Anmerkung des Autors: wenn ich nicht gekrümmt stehen würde, würde mich der Wind hint-umi verblasen. Kein Wunder - hab ich doch meinen Rucksack zum Beschweren nicht umgehängt.

Zirbitzkogel Gipfelkreuz und Schutzhaus

Nachdem wir uns gewärmt und gestärkt haben, brechen wir wieder auf. Talwärts.

Von Michi, der mit den Tourenski unterwegs ist, sehen wir bald nichts mehr. Er genießt die eisige Abfahrt und erwartet uns im Tal. Julian und ich stapfen mit unseren Schneeschuhen den Berg wieder runter. Es entgeht unseren Augen nicht, welche interessanten Strukturen der Wind in die Schneedecke formt. Die alle fotografisch festzuhalten, würde eine eigene Tour rechtfertigen. Dennoch nehmen wir uns die Zeit, zumindest ein paar Eindrücke mitzunehmen.

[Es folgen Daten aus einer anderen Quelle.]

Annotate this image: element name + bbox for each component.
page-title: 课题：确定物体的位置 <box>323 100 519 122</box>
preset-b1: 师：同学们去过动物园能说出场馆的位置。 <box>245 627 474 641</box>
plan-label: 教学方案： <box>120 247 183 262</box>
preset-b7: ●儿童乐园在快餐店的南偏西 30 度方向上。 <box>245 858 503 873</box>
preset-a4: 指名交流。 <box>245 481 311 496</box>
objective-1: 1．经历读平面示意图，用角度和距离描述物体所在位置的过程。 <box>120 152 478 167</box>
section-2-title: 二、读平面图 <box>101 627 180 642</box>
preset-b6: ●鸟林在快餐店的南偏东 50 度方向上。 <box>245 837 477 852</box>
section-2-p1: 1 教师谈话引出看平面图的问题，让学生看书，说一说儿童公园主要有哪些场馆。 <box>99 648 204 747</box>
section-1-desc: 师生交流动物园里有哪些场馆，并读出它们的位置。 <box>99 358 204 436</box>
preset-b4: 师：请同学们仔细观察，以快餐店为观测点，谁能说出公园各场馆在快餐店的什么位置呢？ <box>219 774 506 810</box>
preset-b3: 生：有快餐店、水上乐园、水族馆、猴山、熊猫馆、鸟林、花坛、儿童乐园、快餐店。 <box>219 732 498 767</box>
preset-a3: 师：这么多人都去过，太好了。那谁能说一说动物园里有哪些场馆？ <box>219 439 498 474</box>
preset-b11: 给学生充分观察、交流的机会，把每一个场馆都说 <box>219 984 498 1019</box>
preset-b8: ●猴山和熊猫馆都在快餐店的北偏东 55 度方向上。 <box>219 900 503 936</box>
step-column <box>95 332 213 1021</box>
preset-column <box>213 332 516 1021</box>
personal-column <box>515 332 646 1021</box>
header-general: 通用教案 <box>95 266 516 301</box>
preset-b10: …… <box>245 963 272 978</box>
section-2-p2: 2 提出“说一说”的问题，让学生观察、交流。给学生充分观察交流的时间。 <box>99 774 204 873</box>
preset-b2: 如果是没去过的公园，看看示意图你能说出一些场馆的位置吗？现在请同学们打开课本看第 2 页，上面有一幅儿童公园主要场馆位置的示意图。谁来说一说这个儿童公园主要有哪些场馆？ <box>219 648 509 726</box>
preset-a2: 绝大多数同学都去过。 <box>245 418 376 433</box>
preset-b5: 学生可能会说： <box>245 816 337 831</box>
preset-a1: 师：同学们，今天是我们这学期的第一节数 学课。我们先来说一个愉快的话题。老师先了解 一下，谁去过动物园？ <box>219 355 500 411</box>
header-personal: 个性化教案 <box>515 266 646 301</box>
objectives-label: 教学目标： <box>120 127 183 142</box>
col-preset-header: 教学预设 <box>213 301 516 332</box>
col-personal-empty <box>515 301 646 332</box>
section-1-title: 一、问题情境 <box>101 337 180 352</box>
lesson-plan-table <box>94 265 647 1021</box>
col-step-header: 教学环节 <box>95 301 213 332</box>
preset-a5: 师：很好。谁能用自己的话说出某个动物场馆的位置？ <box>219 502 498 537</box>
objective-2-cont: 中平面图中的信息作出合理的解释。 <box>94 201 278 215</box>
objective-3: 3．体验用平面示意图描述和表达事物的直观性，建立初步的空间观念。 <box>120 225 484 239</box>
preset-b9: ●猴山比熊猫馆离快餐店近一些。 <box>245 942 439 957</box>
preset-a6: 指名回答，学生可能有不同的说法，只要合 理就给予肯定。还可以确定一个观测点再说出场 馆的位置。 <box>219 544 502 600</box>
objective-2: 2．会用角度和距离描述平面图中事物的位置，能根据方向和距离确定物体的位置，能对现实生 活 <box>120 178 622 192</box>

Zurück im Tal treffen Julian und ich wieder auf Michi. Während Julian die Zeit für einen Drohnenflug nutzt, bereiten Michi und ich Espresso mit original italienischen Kaffeebohnen in einer Bialetti (non-original) auf einem Gaskocher zu. Feine Sache.

Alles in allem war es eine schöne, winterliche Wanderung mit knapp 13,5km Länge, ca 17.300 Schritten und ca 780hm (Anstieg). Warum mir meine Sportuhr sagt, ich solle mich jetzt 51h erholen, weiß ich echt nicht. Wobei … erholen tut auch gut.